Over the last 12 months, interest rate rises and inflationary pressures have continued to generate the most headlines, and their impact has extended into the wider economy, with the effects keenly felt by the consumer, businesses and asset prices. Labour shortages also continue to be a significant challenge in the post-COVID environment, with many businesses desperate to hire staff, as shown in the graph below.
Job Vacancies – Australia
These various factors have led to a significant increase in uncertainty around the earnings trajectories of many listed businesses, particularly retail and consumer discretionary stocks. Towards the end of FY23, several companies provided trading updates confirming that the current macro environment was now adversely impacting their operations in a significant manner. Such examples included retailers Universal Store Holdings (ASX: UNI), Michael Hill International (ASX: MHJ), City Chic Collective (ASX: CCX), Dusk Group (ASX: DSK) and Baby Bunting (ASX: BBN).

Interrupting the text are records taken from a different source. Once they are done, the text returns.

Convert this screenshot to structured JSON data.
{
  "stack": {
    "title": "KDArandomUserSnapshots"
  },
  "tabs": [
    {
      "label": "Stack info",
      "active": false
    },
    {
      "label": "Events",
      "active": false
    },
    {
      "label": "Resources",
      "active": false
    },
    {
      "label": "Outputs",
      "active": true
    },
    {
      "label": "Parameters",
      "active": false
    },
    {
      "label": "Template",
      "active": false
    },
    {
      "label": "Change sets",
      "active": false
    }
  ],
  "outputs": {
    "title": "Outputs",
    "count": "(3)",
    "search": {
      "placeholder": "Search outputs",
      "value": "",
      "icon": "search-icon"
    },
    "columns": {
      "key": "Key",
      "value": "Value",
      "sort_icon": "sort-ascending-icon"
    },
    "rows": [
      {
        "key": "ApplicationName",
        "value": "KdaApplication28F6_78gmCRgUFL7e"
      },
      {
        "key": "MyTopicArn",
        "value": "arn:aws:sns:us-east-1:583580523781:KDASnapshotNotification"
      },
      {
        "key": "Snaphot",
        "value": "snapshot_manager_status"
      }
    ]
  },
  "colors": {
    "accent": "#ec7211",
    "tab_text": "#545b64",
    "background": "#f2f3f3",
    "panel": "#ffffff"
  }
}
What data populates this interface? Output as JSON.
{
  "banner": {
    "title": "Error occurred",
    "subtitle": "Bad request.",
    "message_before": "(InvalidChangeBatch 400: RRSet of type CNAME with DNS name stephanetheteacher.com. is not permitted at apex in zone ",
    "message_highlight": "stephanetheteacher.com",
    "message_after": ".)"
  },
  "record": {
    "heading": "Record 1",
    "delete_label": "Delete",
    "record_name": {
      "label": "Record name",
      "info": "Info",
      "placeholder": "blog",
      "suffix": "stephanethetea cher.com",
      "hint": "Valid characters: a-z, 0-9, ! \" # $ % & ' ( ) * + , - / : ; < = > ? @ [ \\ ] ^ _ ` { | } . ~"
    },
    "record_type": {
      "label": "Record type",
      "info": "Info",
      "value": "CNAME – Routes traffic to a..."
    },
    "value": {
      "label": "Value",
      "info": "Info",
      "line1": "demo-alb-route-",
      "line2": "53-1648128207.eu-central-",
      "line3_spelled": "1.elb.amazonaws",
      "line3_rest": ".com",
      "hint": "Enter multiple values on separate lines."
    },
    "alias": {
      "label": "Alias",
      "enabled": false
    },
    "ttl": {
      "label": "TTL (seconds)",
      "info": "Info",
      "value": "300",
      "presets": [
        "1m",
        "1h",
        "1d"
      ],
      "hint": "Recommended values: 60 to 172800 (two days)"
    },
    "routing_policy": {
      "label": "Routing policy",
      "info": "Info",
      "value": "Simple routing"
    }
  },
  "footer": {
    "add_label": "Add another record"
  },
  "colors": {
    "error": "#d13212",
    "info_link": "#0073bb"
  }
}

Arguably, the investing environment we face today was last experienced more than a decade ago. During that period, interest rates offered a reasonable return, businesses with negative cash flows were not valued on revenue multiples, and economic cycles occurred. Admittedly, economic cycles can bring with them short-term pain for investors and businesses alike, but they can also bring extraordinary opportunities. The two following graphs highlight how depressed the opportunity set currently is within emerging companies. The first chart compares the price performance of small-cap industrial businesses relative to their larger peers over the past three years, highlighting that small-cap industrials have underperformed their larger peers by ~40% on a peak-to-trough analysis, or by 15% over the three-year period.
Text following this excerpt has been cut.